What happens then, if there’s a ‘silent PC boycott’ of Modern Warfare 2?
It’s hard to say how much Activision would ultimately care. It’s no secret that console versions of a given multi-platform game outsell their PC equivalents by sizable margins. No doubt developing multiple versions costs Activision more money. Consider the volatile post-release support costs PC publishers have to budget for, to wrestle with all the variable hardware bits and driver bobs and differing OS versions. Then there’s the piracy argument, that PC versions of games fare horribly when factoring revenue lost to illegal copying. That, and insulating PC games from hacking and black market circulation is a Sisyphean endeavor, not to mention a public relations nightmare, given public sentiment towards DRM.
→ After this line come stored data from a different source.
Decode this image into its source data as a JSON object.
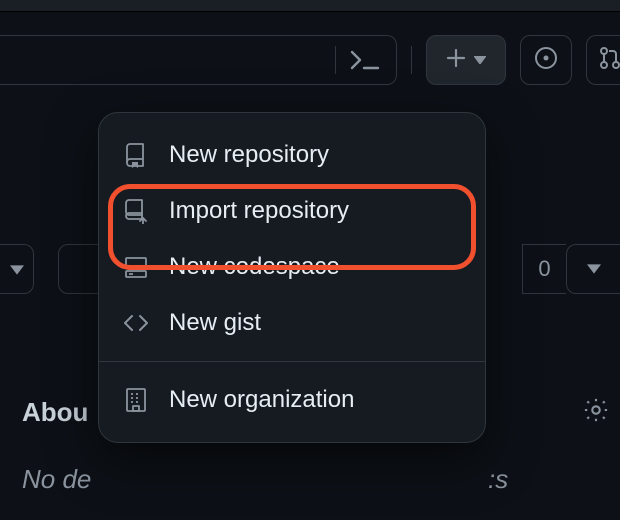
{
  "toolbar": {
    "command_palette_icon": "console-prompt-icon",
    "create_icon": "plus-icon",
    "create_caret": "caret-down-icon",
    "issues_icon": "issue-dot-icon",
    "pr_icon": "git-pull-request-icon"
  },
  "create_menu": {
    "items": [
      {
        "icon": "repo-icon",
        "label": "New repository"
      },
      {
        "icon": "repo-import-icon",
        "label": "Import repository"
      },
      {
        "icon": "codespace-icon",
        "label": "New codespace"
      },
      {
        "icon": "code-icon",
        "label": "New gist"
      }
    ],
    "items_b": [
      {
        "icon": "organization-icon",
        "label": "New organization"
      }
    ]
  },
  "background": {
    "star_count": "0",
    "about_heading": "About",
    "about_heading_visible": "Abou",
    "description_fragment": "No de",
    "description_trailing": ":s"
  },
  "colors": {
    "bg": "#0d1117",
    "surface": "#161b22",
    "border": "#30363d",
    "text": "#e6edf3",
    "muted": "#8b949e",
    "highlight": "#f0502e"
  }
}
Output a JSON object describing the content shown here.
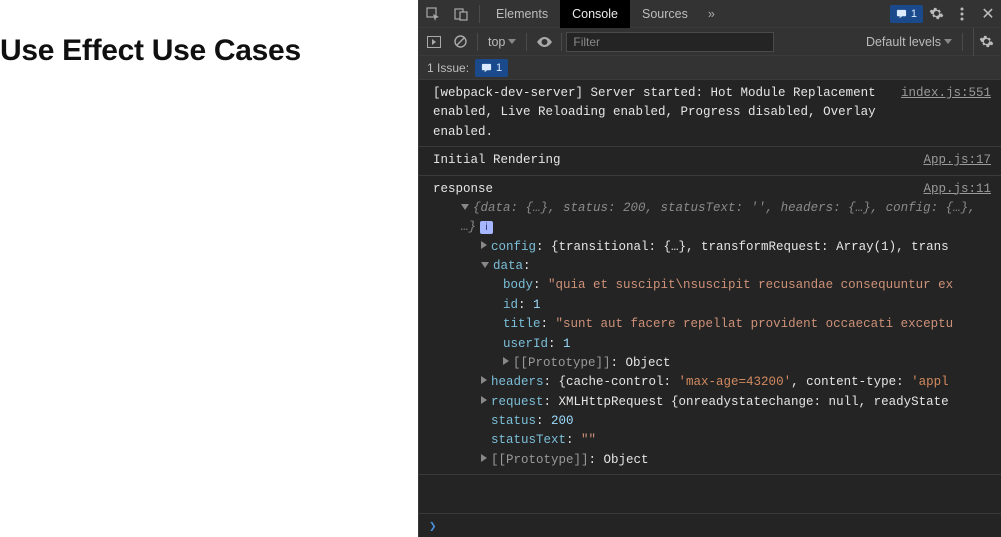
{
  "app": {
    "title": "Use Effect Use Cases"
  },
  "devtools": {
    "tabs": {
      "elements": "Elements",
      "console": "Console",
      "sources": "Sources"
    },
    "issues_count": "1",
    "toolbar": {
      "context": "top",
      "filter_placeholder": "Filter",
      "levels": "Default levels"
    },
    "issues_bar": {
      "label": "1 Issue:",
      "count": "1"
    },
    "logs": {
      "webpack": {
        "text": "[webpack-dev-server] Server started: Hot Module Replacement enabled, Live Reloading enabled, Progress disabled, Overlay enabled.",
        "src": "index.js:551"
      },
      "initial": {
        "text": "Initial Rendering",
        "src": "App.js:17"
      },
      "response": {
        "label": "response",
        "src": "App.js:11",
        "summary_pre": "{data: {…}, status: ",
        "summary_status": "200",
        "summary_mid": ", statusText: ",
        "summary_st_val": "''",
        "summary_post": ", headers: {…}, config: {…}, …}",
        "info": "i",
        "config_key": "config",
        "config_val": ": {transitional: {…}, transformRequest: Array(1), trans",
        "data_key": "data",
        "data_colon": ":",
        "body_key": "body",
        "body_val": "\"quia et suscipit\\nsuscipit recusandae consequuntur ex",
        "id_key": "id",
        "id_val": "1",
        "title_key": "title",
        "title_val": "\"sunt aut facere repellat provident occaecati exceptu",
        "userId_key": "userId",
        "userId_val": "1",
        "proto_key": "[[Prototype]]",
        "proto_val": ": Object",
        "headers_key": "headers",
        "headers_pre": ": {cache-control: ",
        "headers_cc": "'max-age=43200'",
        "headers_post": ", content-type: ",
        "headers_ct": "'appl",
        "request_key": "request",
        "request_val": ": XMLHttpRequest {onreadystatechange: null, readyState",
        "status_key": "status",
        "status_val": "200",
        "statusText_key": "statusText",
        "statusText_val": "\"\"",
        "proto2_key": "[[Prototype]]",
        "proto2_val": ": Object"
      }
    },
    "prompt": "❯"
  }
}
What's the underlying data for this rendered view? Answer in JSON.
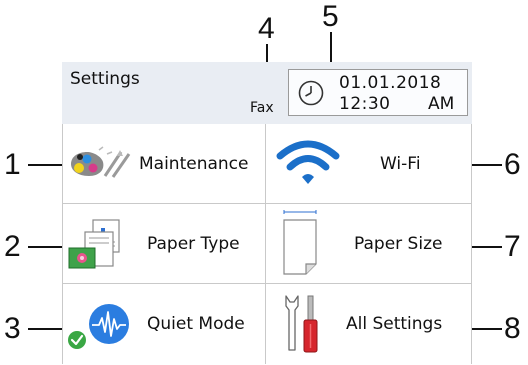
{
  "callouts": [
    "1",
    "2",
    "3",
    "4",
    "5",
    "6",
    "7",
    "8"
  ],
  "header": {
    "title": "Settings",
    "fax_label": "Fax",
    "date": "01.01.2018",
    "time": "12:30",
    "ampm": "AM"
  },
  "tiles": [
    {
      "label": "Maintenance",
      "icon": "ink-cartridges-icon"
    },
    {
      "label": "Wi-Fi",
      "icon": "wifi-icon"
    },
    {
      "label": "Paper Type",
      "icon": "paper-type-icon"
    },
    {
      "label": "Paper Size",
      "icon": "paper-size-icon"
    },
    {
      "label": "Quiet Mode",
      "icon": "quiet-mode-icon"
    },
    {
      "label": "All Settings",
      "icon": "tools-icon"
    }
  ],
  "colors": {
    "header_bg": "#e9edf3",
    "wifi_blue": "#1b6fc9",
    "quiet_blue": "#2b7de0",
    "check_green": "#3aa744",
    "tool_red": "#d6262d"
  }
}
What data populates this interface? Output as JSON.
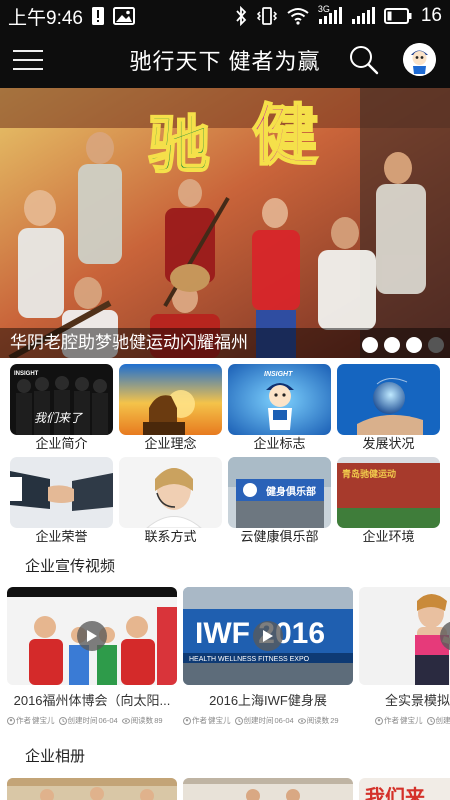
{
  "status_bar": {
    "time": "上午9:46",
    "signal_3g": "3G",
    "battery_level": "16"
  },
  "app_bar": {
    "title": "驰行天下 健者为赢"
  },
  "banner": {
    "caption": "华阴老腔助梦驰健运动闪耀福州",
    "headline_chars": [
      "驰",
      "健"
    ],
    "page_count": 4,
    "active_page": 3
  },
  "grid": [
    {
      "label": "企业简介",
      "image_text": "我们来了",
      "image_tag": "INSIGHT"
    },
    {
      "label": "企业理念"
    },
    {
      "label": "企业标志",
      "image_tag": "INSIGHT"
    },
    {
      "label": "发展状况"
    },
    {
      "label": "企业荣誉"
    },
    {
      "label": "联系方式"
    },
    {
      "label": "云健康俱乐部",
      "image_text": "健身俱乐部"
    },
    {
      "label": "企业环境",
      "image_text": "青岛驰健运动"
    }
  ],
  "videos_section": {
    "title": "企业宣传视频",
    "items": [
      {
        "title": "2016福州体博会（向太阳...",
        "author_label": "作者",
        "author": "健宝儿",
        "created_label": "创建时间",
        "created": "06-04",
        "views_label": "阅读数",
        "views": "89"
      },
      {
        "title": "2016上海IWF健身展",
        "author_label": "作者",
        "author": "健宝儿",
        "created_label": "创建时间",
        "created": "06-04",
        "views_label": "阅读数",
        "views": "29",
        "image_text": "IWF 2016",
        "image_sub": "HEALTH WELLNESS FITNESS EXPO"
      },
      {
        "title": "全实景模拟自",
        "author_label": "作者",
        "author": "健宝儿",
        "created_label": "创建时间"
      }
    ]
  },
  "album_section": {
    "title": "企业相册",
    "third_image_text": "我们来"
  },
  "colors": {
    "bar_background": "#0d0d0d",
    "background": "#ffffff",
    "text": "#222222"
  }
}
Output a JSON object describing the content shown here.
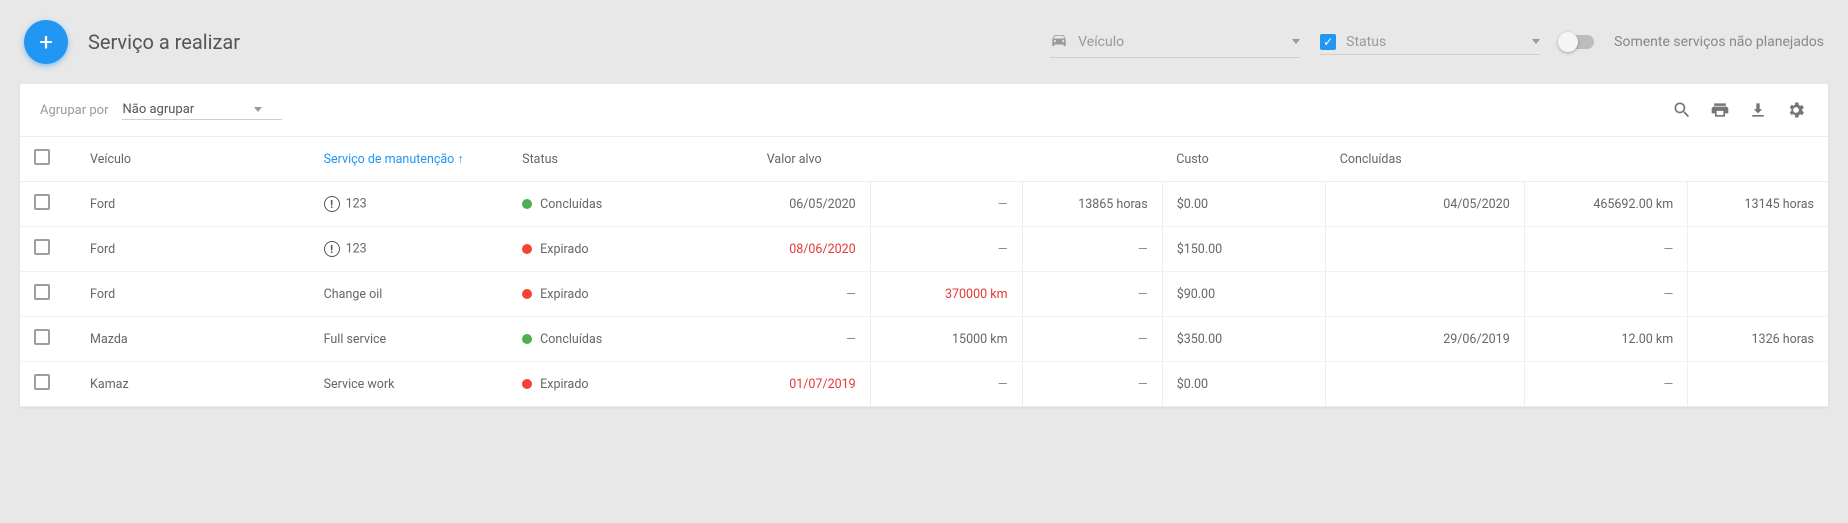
{
  "toolbar": {
    "title": "Serviço a realizar",
    "vehicle_filter_label": "Veículo",
    "status_filter_label": "Status",
    "status_filter_checked": true,
    "switch_label": "Somente serviços não planejados"
  },
  "card": {
    "group_by_label": "Agrupar por",
    "group_by_value": "Não agrupar"
  },
  "table": {
    "headers": {
      "vehicle": "Veículo",
      "service": "Serviço de manutenção",
      "status": "Status",
      "target": "Valor alvo",
      "cost": "Custo",
      "completed": "Concluídas"
    },
    "rows": [
      {
        "vehicle": "Ford",
        "service": "123",
        "warn": true,
        "status_label": "Concluídas",
        "status_color": "green",
        "target_date": "06/05/2020",
        "target_date_red": false,
        "target_km": "—",
        "target_km_red": false,
        "target_hrs": "13865 horas",
        "cost": "$0.00",
        "done_date": "04/05/2020",
        "done_km": "465692.00 km",
        "done_hrs": "13145 horas"
      },
      {
        "vehicle": "Ford",
        "service": "123",
        "warn": true,
        "status_label": "Expirado",
        "status_color": "red",
        "target_date": "08/06/2020",
        "target_date_red": true,
        "target_km": "—",
        "target_km_red": false,
        "target_hrs": "—",
        "cost": "$150.00",
        "done_date": "",
        "done_km": "—",
        "done_hrs": ""
      },
      {
        "vehicle": "Ford",
        "service": "Change oil",
        "warn": false,
        "status_label": "Expirado",
        "status_color": "red",
        "target_date": "—",
        "target_date_red": false,
        "target_km": "370000 km",
        "target_km_red": true,
        "target_hrs": "—",
        "cost": "$90.00",
        "done_date": "",
        "done_km": "—",
        "done_hrs": ""
      },
      {
        "vehicle": "Mazda",
        "service": "Full service",
        "warn": false,
        "status_label": "Concluídas",
        "status_color": "green",
        "target_date": "—",
        "target_date_red": false,
        "target_km": "15000 km",
        "target_km_red": false,
        "target_hrs": "—",
        "cost": "$350.00",
        "done_date": "29/06/2019",
        "done_km": "12.00 km",
        "done_hrs": "1326 horas"
      },
      {
        "vehicle": "Kamaz",
        "service": "Service work",
        "warn": false,
        "status_label": "Expirado",
        "status_color": "red",
        "target_date": "01/07/2019",
        "target_date_red": true,
        "target_km": "—",
        "target_km_red": false,
        "target_hrs": "—",
        "cost": "$0.00",
        "done_date": "",
        "done_km": "—",
        "done_hrs": ""
      }
    ]
  }
}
If the PC version of Modern Warfare 2 fares poorly relative to the console iterations–and, in particular, prior PC franchise sales–I wonder if it wouldn’t compel Activision to pull an Electronic Arts (think big ticket stuff like Madden) and drop the PC from future versions altogether.
As it stands, the publisher’s contentious decision to emasculate the game by stripping it of PC-specific functionality doesn’t seem to be doing the platform or its strongest advocates any favors.